Wie negative Gefühle schnell weg sind
Laut der Deutschen Gesellschaft für Psychiatrie und Psychotherapie, Psychosomatik und Nervenheilkunde e. V. sind in Deutschland jedes Jahr etwa 27 Prozent aller Erwachsenen von einer psychischen Erkrankung betroffen. Das sind immerhin 17,8 Millionen Menschen. Tendenz steigend. Eine Hilfe, die psychische Gesundheit insgesamt zu schützen, ist eine gezielte Kontrolle der Emotionen.
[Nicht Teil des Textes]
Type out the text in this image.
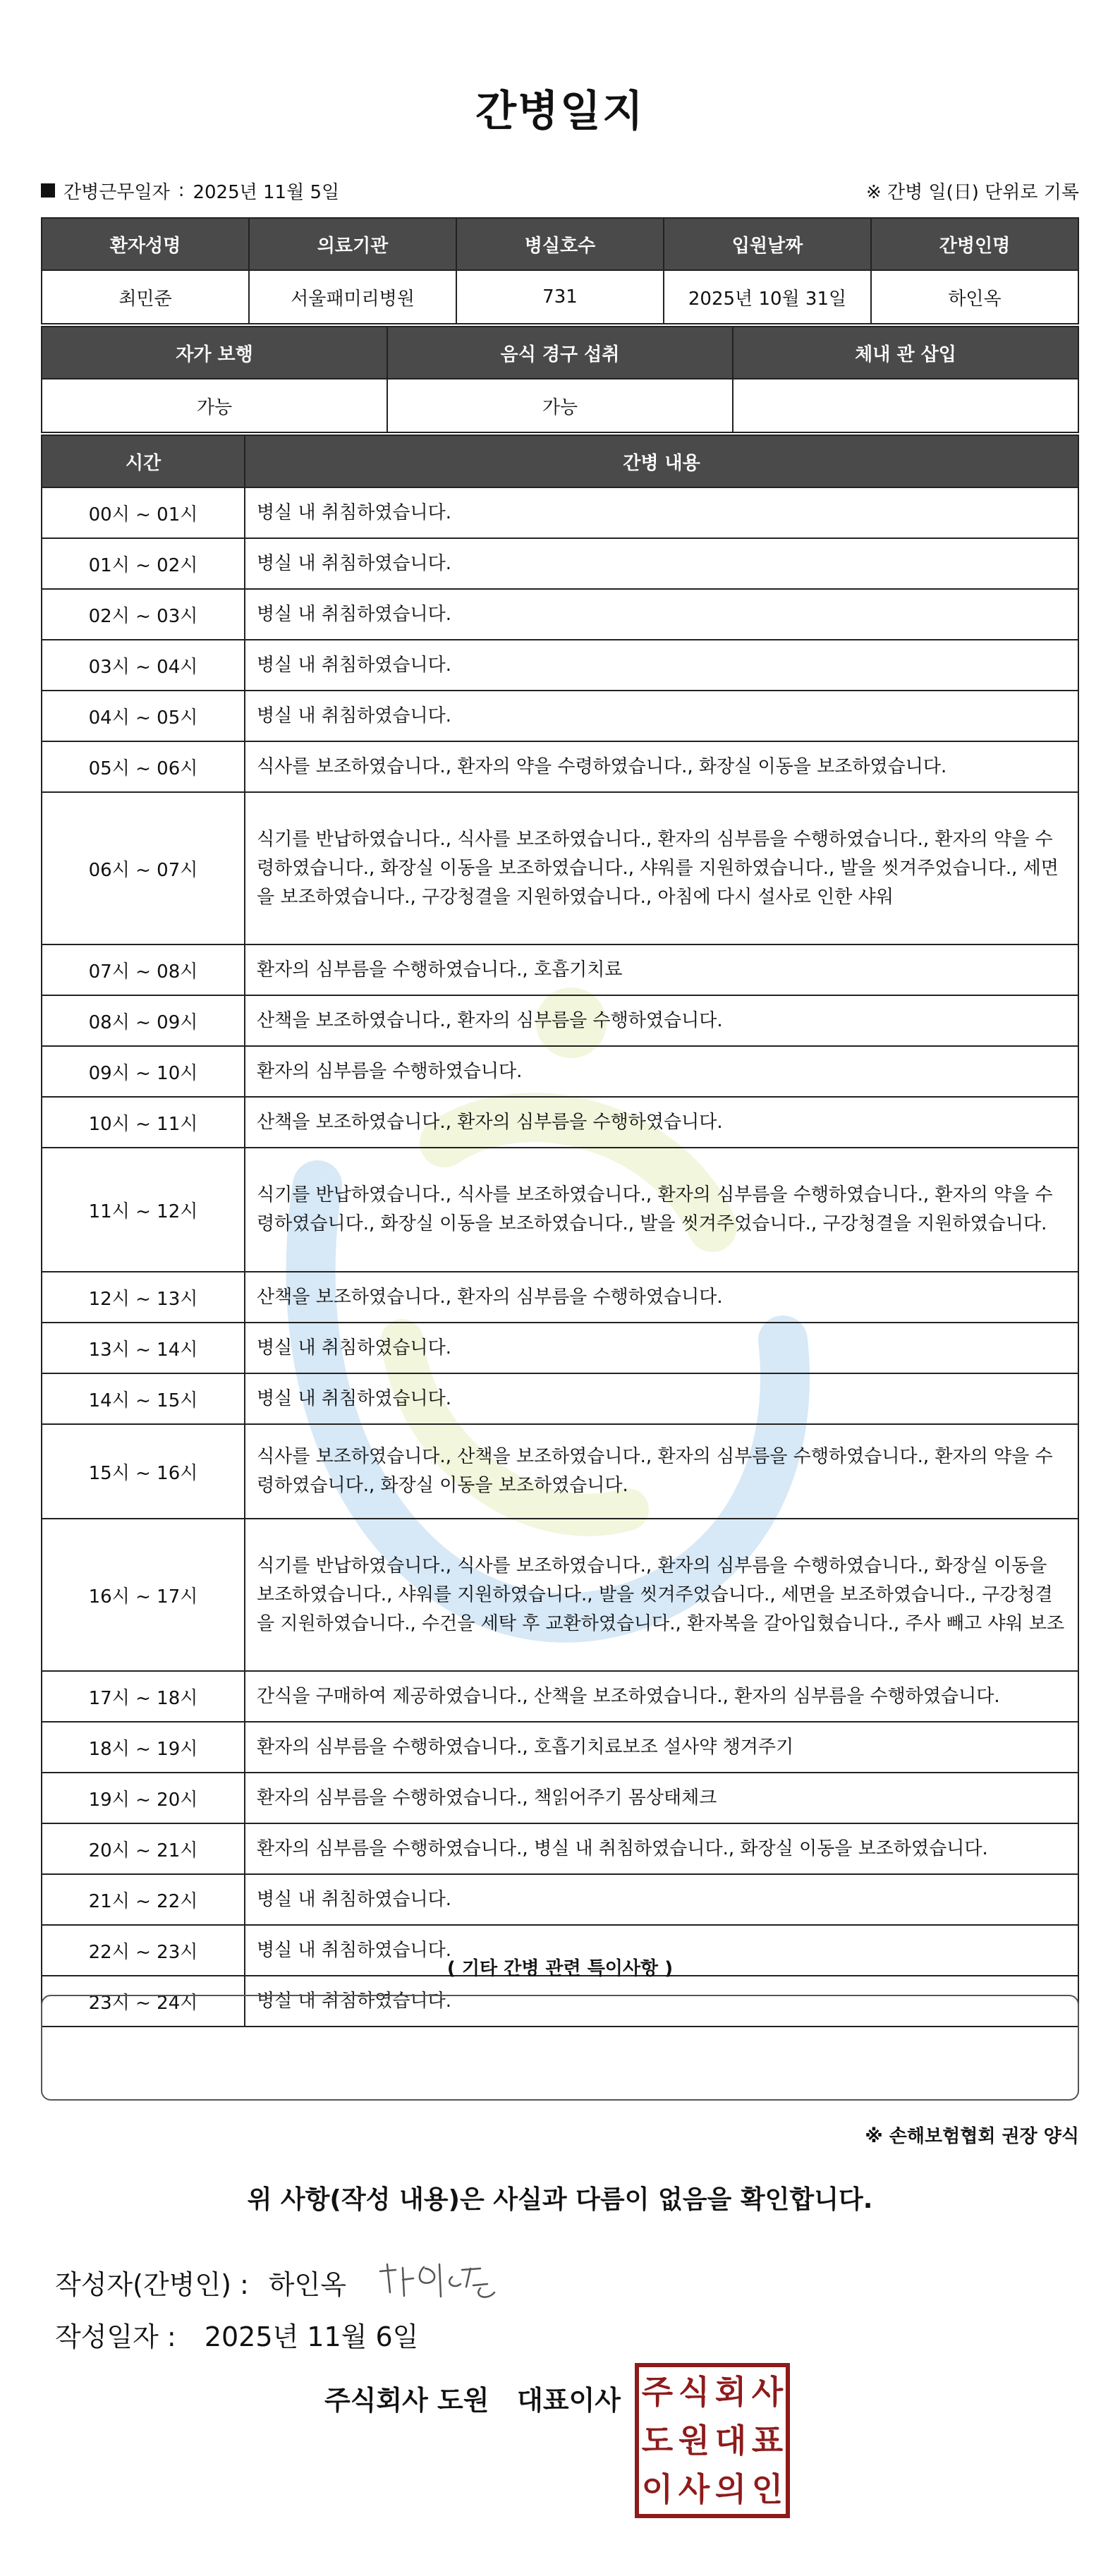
간병일지
간병근무일자 : 2025년 11월 5일	※ 간병 일(日) 단위로 기록
환자성명	의료기관	병실호수	입원날짜	간병인명
최민준	서울패미리병원	731	2025년 10월 31일	하인옥
자가 보행	음식 경구 섭취	체내 관 삽입
가능	가능	
시간	간병 내용
00시 ~ 01시	병실 내 취침하였습니다.
01시 ~ 02시	병실 내 취침하였습니다.
02시 ~ 03시	병실 내 취침하였습니다.
03시 ~ 04시	병실 내 취침하였습니다.
04시 ~ 05시	병실 내 취침하였습니다.
05시 ~ 06시	식사를 보조하였습니다., 환자의 약을 수령하였습니다., 화장실 이동을 보조하였습니다.
06시 ~ 07시	식기를 반납하였습니다., 식사를 보조하였습니다., 환자의 심부름을 수행하였습니다., 환자의 약을 수령하였습니다., 화장실 이동을 보조하였습니다., 샤워를 지원하였습니다., 발을 씻겨주었습니다., 세면을 보조하였습니다., 구강청결을 지원하였습니다., 아침에 다시 설사로 인한 샤워
07시 ~ 08시	환자의 심부름을 수행하였습니다., 호흡기치료
08시 ~ 09시	산책을 보조하였습니다., 환자의 심부름을 수행하였습니다.
09시 ~ 10시	환자의 심부름을 수행하였습니다.
10시 ~ 11시	산책을 보조하였습니다., 환자의 심부름을 수행하였습니다.
11시 ~ 12시	식기를 반납하였습니다., 식사를 보조하였습니다., 환자의 심부름을 수행하였습니다., 환자의 약을 수령하였습니다., 화장실 이동을 보조하였습니다., 발을 씻겨주었습니다., 구강청결을 지원하였습니다.
12시 ~ 13시	산책을 보조하였습니다., 환자의 심부름을 수행하였습니다.
13시 ~ 14시	병실 내 취침하였습니다.
14시 ~ 15시	병실 내 취침하였습니다.
15시 ~ 16시	식사를 보조하였습니다., 산책을 보조하였습니다., 환자의 심부름을 수행하였습니다., 환자의 약을 수령하였습니다., 화장실 이동을 보조하였습니다.
16시 ~ 17시	식기를 반납하였습니다., 식사를 보조하였습니다., 환자의 심부름을 수행하였습니다., 화장실 이동을 보조하였습니다., 샤워를 지원하였습니다., 발을 씻겨주었습니다., 세면을 보조하였습니다., 구강청결을 지원하였습니다., 수건을 세탁 후 교환하였습니다., 환자복을 갈아입혔습니다., 주사 빼고 샤워 보조
17시 ~ 18시	간식을 구매하여 제공하였습니다., 산책을 보조하였습니다., 환자의 심부름을 수행하였습니다.
18시 ~ 19시	환자의 심부름을 수행하였습니다., 호흡기치료보조 설사약 챙겨주기
19시 ~ 20시	환자의 심부름을 수행하였습니다., 책읽어주기 몸상태체크
20시 ~ 21시	환자의 심부름을 수행하였습니다., 병실 내 취침하였습니다., 화장실 이동을 보조하였습니다.
21시 ~ 22시	병실 내 취침하였습니다.
22시 ~ 23시	병실 내 취침하였습니다.
23시 ~ 24시	병실 내 취침하였습니다.
( 기타 간병 관련 특이사항 )
※ 손해보험협회 권장 양식
위 사항(작성 내용)은 사실과 다름이 없음을 확인합니다.
작성자(간병인) : 하인옥
작성일자 : 2025년 11월 6일
주식회사 도원   대표이사 주 식 회 사
도 원 대 표
이 사 의 인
Die Idee dahinter: „Wenn wir in der Lage sind, unsere eigenen Gefühle zu beeinflussen, dann können wir darüber erreichen, dass wir negative Emotionen weniger intensiv erleben und sie nicht so lange andauern“, erklärt Professorin Ulrike Basten. In aktuellen Forschungsprojekten beschäftigt sich die Psychologin in Zusammenarbeit mit Kolleginnen und Kollegen der Forschungsinitiative ARPID (Affect Regulation – Processes, Interventions, and development, auf Deutsch: Affektregulation – Prozesse, Interventionen und Entwicklung) mit der Frage, wie Menschen mit ihren Emotionen umgehen, salopp gesagt, wie sie positive und negative Erlebnisse verarbeiten – „und warum manche Menschen das besser hingekommen als andere“.
Ablenkung und Neu-Bewertung als Strategien
Ulrike Basten konkretisiert, es gebe eine Menge kognitiver Strategien zur Emotionsregulation, also Methoden, mit denen sich die Wahrnehmung oder Einordnung von Erlebnissen beeinflussen lässt: „In unserer Forschung schauen wir uns zwei Strategien an. Die Ablenkung und die Neu-Bewertung.“ Für das experimentelle Studien-Design bedeutet dies: Studienteilnehmende bekommen von den Forschenden Bilder auf einem Bildschirm gezeigt, die negative Emotionen hervorrufen. Bilder, die körperliche Verletzungen, Unfälle oder Gewalt-Szenen darstellen. „Bilder, ähnlich wie sie mittlerweile jeder von Zigarettenpackungen kennt.“
Die Teilnehmenden sehen mehrere Bilder hintereinander – und das eine knappe Stunde lang. Dabei werden sie vom Forschungsteam um Basten angeleitet, mit den so erzeugten negativen Emotionen umzugehen: „Bei der Strategie Ablenkung etwa, sollen sie beim Anschauen des Bildes ihre Aufmerksamkeit auf andere, neutrale Gedanken lenken.“ Der Gedanke an eine Alltagstätigkeit wie das Zähneputzen könne dies beispielsweise sein, „oder auch einfach die Vorstellung einer geometrischen Figur wie die eines grünen Kreises“.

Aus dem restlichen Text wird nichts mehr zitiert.